Arras de Boda

Arras de Boda

El rito de las arras, explicado — también en boda civil


Que son

¿Por qué son trece monedas?

En corto

La explicación más extendida y la más sólida históricamente es la católica: trece por Cristo y los doce apóstoles. La segunda, muy repetida en bodas civiles, dice que son los doce meses del año más una moneda de reserva para los imprevistos o para dar a quien lo necesite. La primera tiene respaldo en la tradición litúrgica; la segunda es una reinterpretación moderna, muy útil y perfectamente legítima, pero no un origen documentado.

Las dos explicaciones, y cuál aguanta mejor

Cristo y los doce apóstoles. Es la lectura clásica dentro del rito católico, coherente con el hecho de que el gesto se consolidó dentro de la liturgia matrimonial hispánica y de que el trece aparece con ese sentido en otros contextos religiosos. Es la explicación que darán en casi cualquier parroquia.

Los doce meses más uno. Es la versión que circula hoy en la mayoría de ceremonias civiles: doce monedas por los doce meses del año, y la decimotercera para compartir con quien lo necesite. Es una lectura moderna, adaptada a un público que quiere el gesto sin la teología. No tiene documentación histórica que la respalde como origen — lo cual no la invalida como significado: los ritos se resignifican constantemente, y esta resignificación concreta lleva ya décadas funcionando.

Hay una tercera posibilidad, menos poética y probablemente la más real: que trece fuera sencillamente una cantidad convencional de monedas, suficiente para llenar dos manos y hacer ruido al caer, fijada por costumbre y transmitida sin más justificación. Muchas tradiciones tienen ese origen y reciben la explicación después.
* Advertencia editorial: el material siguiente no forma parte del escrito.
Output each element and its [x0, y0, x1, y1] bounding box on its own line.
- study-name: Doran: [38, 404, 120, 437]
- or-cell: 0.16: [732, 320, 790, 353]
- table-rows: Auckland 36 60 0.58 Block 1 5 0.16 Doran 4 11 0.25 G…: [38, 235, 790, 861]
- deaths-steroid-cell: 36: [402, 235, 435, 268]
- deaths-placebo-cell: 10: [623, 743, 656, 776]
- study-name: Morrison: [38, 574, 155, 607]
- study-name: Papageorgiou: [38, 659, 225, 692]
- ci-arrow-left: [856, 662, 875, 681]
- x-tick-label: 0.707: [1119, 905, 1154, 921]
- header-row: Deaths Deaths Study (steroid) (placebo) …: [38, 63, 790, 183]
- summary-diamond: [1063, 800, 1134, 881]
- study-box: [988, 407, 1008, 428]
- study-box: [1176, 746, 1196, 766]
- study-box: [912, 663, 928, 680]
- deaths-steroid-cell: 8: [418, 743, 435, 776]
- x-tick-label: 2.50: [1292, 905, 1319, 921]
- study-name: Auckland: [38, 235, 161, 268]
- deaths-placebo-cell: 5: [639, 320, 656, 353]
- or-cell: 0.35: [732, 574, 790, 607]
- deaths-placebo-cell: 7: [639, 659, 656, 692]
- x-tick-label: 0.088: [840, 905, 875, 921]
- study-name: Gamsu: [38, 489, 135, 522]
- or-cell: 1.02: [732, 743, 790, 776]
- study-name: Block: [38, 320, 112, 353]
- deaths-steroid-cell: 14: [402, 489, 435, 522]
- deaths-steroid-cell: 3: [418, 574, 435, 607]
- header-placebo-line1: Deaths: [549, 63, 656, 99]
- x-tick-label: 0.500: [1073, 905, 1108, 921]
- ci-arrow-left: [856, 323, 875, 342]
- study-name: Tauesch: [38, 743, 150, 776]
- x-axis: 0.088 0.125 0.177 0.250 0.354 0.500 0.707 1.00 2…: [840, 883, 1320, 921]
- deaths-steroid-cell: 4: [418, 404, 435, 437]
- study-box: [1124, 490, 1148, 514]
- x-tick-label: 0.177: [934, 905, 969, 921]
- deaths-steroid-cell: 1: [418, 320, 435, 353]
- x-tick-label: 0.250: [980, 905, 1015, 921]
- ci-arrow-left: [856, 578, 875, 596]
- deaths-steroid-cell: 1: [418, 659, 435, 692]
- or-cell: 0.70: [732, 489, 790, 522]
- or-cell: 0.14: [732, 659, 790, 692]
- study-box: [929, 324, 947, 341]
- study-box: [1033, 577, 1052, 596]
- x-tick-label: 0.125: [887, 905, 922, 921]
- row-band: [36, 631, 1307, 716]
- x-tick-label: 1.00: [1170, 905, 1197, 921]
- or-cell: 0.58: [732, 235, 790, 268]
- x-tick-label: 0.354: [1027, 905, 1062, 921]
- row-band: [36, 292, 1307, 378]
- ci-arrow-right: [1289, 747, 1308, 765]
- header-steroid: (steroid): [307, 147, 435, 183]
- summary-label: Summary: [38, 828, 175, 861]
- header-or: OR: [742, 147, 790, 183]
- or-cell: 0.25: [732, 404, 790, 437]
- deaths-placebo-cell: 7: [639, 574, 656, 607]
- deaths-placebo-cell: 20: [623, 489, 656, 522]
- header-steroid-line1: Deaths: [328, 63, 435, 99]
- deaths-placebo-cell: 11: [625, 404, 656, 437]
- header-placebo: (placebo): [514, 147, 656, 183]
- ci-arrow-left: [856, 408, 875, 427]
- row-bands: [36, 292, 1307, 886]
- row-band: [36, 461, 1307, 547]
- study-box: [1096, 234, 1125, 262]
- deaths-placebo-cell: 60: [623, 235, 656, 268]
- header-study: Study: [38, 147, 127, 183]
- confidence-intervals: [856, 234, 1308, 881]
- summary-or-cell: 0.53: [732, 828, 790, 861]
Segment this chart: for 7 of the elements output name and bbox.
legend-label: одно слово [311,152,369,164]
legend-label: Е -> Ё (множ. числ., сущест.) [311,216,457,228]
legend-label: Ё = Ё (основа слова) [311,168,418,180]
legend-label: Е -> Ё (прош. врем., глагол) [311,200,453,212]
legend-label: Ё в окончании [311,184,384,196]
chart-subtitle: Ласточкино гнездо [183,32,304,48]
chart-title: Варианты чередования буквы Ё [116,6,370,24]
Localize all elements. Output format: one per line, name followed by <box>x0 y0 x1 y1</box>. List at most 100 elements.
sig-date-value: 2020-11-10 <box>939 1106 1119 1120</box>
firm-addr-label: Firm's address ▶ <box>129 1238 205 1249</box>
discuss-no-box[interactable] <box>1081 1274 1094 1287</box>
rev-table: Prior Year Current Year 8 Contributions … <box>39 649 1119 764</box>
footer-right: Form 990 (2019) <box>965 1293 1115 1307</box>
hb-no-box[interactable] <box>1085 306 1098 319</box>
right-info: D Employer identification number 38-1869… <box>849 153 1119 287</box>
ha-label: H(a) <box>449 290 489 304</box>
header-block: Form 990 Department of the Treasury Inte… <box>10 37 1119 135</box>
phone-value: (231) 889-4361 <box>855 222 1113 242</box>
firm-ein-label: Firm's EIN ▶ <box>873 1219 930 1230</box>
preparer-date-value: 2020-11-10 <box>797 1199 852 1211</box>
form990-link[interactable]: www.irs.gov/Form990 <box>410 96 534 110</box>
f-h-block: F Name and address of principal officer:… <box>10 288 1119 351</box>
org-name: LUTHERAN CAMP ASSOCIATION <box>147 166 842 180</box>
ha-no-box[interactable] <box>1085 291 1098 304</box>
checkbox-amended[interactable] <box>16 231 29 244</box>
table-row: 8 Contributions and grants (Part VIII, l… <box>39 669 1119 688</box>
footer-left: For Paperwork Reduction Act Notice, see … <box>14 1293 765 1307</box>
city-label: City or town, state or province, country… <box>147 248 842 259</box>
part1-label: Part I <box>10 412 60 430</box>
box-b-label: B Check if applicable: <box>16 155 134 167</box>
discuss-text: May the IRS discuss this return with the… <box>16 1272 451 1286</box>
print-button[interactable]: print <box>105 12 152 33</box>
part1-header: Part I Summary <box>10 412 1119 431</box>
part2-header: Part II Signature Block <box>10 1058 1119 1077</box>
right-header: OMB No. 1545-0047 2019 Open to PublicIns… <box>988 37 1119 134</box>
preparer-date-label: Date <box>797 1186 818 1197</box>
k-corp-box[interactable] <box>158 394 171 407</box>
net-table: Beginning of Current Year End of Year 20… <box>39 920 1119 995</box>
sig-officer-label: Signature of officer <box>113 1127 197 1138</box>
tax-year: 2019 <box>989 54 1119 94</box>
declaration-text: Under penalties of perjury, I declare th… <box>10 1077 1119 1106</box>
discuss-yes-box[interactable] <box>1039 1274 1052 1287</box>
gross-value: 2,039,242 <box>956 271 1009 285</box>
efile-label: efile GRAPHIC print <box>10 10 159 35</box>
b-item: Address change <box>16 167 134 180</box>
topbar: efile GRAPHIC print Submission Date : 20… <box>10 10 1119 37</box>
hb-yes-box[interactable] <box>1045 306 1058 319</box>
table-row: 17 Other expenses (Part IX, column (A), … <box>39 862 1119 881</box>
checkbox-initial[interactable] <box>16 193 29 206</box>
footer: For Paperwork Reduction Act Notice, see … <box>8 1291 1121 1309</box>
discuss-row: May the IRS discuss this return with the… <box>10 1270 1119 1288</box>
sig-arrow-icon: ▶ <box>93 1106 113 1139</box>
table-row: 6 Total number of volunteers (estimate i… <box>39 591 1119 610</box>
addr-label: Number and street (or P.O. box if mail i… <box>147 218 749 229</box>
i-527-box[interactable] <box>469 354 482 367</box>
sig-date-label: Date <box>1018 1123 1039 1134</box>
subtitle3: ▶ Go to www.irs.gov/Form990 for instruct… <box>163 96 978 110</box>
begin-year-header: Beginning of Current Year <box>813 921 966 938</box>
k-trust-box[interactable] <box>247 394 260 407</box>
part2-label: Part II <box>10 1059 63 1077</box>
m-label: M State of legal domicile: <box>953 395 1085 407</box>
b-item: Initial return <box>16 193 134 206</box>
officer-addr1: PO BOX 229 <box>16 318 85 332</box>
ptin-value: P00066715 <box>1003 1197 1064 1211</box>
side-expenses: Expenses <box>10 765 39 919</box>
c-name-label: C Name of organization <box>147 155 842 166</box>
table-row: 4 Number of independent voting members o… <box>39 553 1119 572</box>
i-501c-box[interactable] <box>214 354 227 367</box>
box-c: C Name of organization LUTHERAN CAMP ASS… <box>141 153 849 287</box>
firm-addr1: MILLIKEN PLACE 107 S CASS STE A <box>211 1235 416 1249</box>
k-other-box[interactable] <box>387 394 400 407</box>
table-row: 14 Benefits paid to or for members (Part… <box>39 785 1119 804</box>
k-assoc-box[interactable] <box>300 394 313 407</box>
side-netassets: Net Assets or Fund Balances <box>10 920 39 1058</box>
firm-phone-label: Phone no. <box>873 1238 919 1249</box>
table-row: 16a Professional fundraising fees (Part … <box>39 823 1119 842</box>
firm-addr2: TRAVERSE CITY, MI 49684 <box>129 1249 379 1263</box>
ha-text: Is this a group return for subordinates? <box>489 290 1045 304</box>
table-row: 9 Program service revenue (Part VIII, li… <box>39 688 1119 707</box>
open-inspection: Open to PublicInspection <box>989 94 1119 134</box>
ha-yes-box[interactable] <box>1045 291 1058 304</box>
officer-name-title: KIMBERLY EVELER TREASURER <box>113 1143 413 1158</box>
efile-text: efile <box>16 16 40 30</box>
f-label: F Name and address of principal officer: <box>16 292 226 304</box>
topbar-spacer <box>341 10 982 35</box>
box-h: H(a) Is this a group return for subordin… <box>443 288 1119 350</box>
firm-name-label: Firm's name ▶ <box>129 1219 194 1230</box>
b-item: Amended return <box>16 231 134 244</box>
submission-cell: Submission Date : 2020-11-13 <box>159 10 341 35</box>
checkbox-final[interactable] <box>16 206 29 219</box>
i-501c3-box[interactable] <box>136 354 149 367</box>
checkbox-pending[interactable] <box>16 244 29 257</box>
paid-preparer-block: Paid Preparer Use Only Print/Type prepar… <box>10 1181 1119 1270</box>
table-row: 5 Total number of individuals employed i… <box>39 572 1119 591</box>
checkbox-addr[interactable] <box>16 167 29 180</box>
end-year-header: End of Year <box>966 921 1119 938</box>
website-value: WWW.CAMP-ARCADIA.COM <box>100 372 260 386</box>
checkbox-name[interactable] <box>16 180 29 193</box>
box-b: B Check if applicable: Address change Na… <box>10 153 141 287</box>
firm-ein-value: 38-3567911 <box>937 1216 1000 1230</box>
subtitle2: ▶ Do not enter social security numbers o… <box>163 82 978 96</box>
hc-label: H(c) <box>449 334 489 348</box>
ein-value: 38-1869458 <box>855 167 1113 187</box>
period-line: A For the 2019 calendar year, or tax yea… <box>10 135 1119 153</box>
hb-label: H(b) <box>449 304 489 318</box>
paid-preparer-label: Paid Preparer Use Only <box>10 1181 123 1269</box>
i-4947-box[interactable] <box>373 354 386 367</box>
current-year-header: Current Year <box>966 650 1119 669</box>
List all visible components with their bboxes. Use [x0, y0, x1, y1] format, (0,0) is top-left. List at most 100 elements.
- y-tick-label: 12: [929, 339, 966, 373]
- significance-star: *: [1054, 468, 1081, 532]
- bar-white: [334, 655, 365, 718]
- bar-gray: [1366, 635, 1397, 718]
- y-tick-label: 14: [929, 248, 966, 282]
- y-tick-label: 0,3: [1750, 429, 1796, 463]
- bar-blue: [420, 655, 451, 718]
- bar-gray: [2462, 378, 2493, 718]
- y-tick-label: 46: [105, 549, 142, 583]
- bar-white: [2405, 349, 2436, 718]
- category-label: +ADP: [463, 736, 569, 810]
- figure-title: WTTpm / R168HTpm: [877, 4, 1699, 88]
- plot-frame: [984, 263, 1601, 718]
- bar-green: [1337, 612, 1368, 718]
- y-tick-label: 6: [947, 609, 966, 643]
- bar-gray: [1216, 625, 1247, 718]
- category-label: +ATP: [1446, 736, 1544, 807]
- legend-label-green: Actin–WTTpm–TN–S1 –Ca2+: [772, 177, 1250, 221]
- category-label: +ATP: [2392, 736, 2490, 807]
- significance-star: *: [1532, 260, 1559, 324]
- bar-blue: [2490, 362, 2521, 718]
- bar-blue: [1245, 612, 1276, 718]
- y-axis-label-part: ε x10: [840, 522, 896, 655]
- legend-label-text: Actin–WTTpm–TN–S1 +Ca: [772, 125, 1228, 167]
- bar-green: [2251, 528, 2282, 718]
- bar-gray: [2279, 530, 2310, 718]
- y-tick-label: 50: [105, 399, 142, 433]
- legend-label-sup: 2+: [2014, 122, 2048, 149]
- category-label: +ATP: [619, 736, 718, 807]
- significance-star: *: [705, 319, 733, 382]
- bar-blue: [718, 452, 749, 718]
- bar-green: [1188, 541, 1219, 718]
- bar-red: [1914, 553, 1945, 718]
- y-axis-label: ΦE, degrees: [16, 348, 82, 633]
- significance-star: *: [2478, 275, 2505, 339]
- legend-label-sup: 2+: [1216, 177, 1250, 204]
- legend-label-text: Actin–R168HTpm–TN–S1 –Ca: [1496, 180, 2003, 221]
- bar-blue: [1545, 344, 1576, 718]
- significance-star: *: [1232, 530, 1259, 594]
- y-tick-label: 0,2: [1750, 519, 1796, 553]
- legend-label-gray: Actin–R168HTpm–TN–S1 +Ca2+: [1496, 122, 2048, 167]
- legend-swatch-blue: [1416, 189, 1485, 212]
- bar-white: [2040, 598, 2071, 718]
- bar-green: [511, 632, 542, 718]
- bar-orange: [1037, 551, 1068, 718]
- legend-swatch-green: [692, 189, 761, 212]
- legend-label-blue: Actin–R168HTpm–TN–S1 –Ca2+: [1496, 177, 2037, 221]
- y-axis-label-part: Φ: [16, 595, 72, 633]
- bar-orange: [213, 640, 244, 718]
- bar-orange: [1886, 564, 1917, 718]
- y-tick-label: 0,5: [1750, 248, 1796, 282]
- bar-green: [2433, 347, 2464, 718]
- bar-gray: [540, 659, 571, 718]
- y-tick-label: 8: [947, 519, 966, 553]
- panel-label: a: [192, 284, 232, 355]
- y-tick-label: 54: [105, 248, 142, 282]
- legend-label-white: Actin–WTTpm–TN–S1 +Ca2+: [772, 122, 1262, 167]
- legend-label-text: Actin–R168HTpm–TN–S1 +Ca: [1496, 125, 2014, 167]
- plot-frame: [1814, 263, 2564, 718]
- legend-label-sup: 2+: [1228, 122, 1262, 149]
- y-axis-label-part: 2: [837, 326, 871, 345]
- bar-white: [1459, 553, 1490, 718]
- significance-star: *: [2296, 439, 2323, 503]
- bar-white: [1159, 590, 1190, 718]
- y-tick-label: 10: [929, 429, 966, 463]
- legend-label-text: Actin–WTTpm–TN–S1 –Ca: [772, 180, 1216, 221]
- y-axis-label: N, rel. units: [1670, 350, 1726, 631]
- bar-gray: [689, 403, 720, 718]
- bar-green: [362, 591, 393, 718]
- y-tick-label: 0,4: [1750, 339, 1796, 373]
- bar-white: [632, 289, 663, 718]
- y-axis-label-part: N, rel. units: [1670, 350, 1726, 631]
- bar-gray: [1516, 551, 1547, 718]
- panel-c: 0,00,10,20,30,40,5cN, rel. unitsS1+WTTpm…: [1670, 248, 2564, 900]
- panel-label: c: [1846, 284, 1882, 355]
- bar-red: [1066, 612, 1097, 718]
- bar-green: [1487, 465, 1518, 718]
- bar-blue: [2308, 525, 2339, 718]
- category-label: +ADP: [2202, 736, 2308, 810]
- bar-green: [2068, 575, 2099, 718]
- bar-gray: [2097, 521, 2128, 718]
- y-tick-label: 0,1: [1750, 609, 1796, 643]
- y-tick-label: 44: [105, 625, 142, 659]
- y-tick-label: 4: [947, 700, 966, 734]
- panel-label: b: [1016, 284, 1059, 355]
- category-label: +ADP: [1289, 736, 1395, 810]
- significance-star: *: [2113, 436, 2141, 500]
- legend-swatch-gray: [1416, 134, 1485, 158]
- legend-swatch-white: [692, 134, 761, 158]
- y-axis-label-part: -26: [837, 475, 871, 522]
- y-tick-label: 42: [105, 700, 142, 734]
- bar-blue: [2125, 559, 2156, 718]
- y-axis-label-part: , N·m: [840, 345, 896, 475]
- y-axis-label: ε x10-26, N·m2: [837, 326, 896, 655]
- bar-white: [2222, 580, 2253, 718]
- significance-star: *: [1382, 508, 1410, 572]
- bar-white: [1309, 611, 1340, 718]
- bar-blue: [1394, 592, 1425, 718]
Lo honesto es decir las tres cosas y no elegir por el lector. Si en tu ceremonia alguien va a explicar el gesto en voz alta, cualquiera de las dos primeras funciona; conviene solo no presentar la de los meses como “el origen”, porque no lo es.

Y si no quieres trece

No pasa absolutamente nada. El número no tiene ningún efecto legal ni litúrgico, y en la práctica hay parejas que lo cambian por motivos propios:

  • Doce, quitando la moneda que sobra si no gusta la simbología del trece.
  • Una sola moneda, cuando lo que se busca es un objeto guardable en vez de un puñado que suena.
  • Un número con significado privado: los años que llevan juntos, una fecha, el número de personas de la familia que se forma.

Lo que sí conviene es avisar a quien oficie, sobre todo si va a decir en voz alta cuántas son.

Sobre el trece y la mala suerte

Sale mucho, así que conviene despacharlo. En España el día que arrastra fama de aciago es el martes 13, mientras que en el mundo anglosajón lo es el viernes 13; la superstición asociada al número en sí es sobre todo importada.

En el contexto de las arras el número no viene de ahí ni tiene ninguna carga negativa. Si aun así incomoda a alguien de la familia —que pasa—, la salida elegante es quedarse en doce y no dar explicaciones: nadie las cuenta.

Lo que sí varía de verdad

Mucho más que el número, lo que cambia de una boda a otra es cómo son las monedas: lisas, con relieve, imitando reales antiguos, en dos metales, grabadas con las iniciales o con la fecha.

Y ahí sí hay una decisión que tomar, porque es lo que se queda en casa después. Las arras son uno de los pocos objetos de la ceremonia que sobreviven al día siguiente, junto con las alianzas y las fotos. Elegirlas pensando en el cajón de dentro de veinte años, y no solo en la foto del cofre abierto, es mejor criterio que cualquier discusión sobre el número.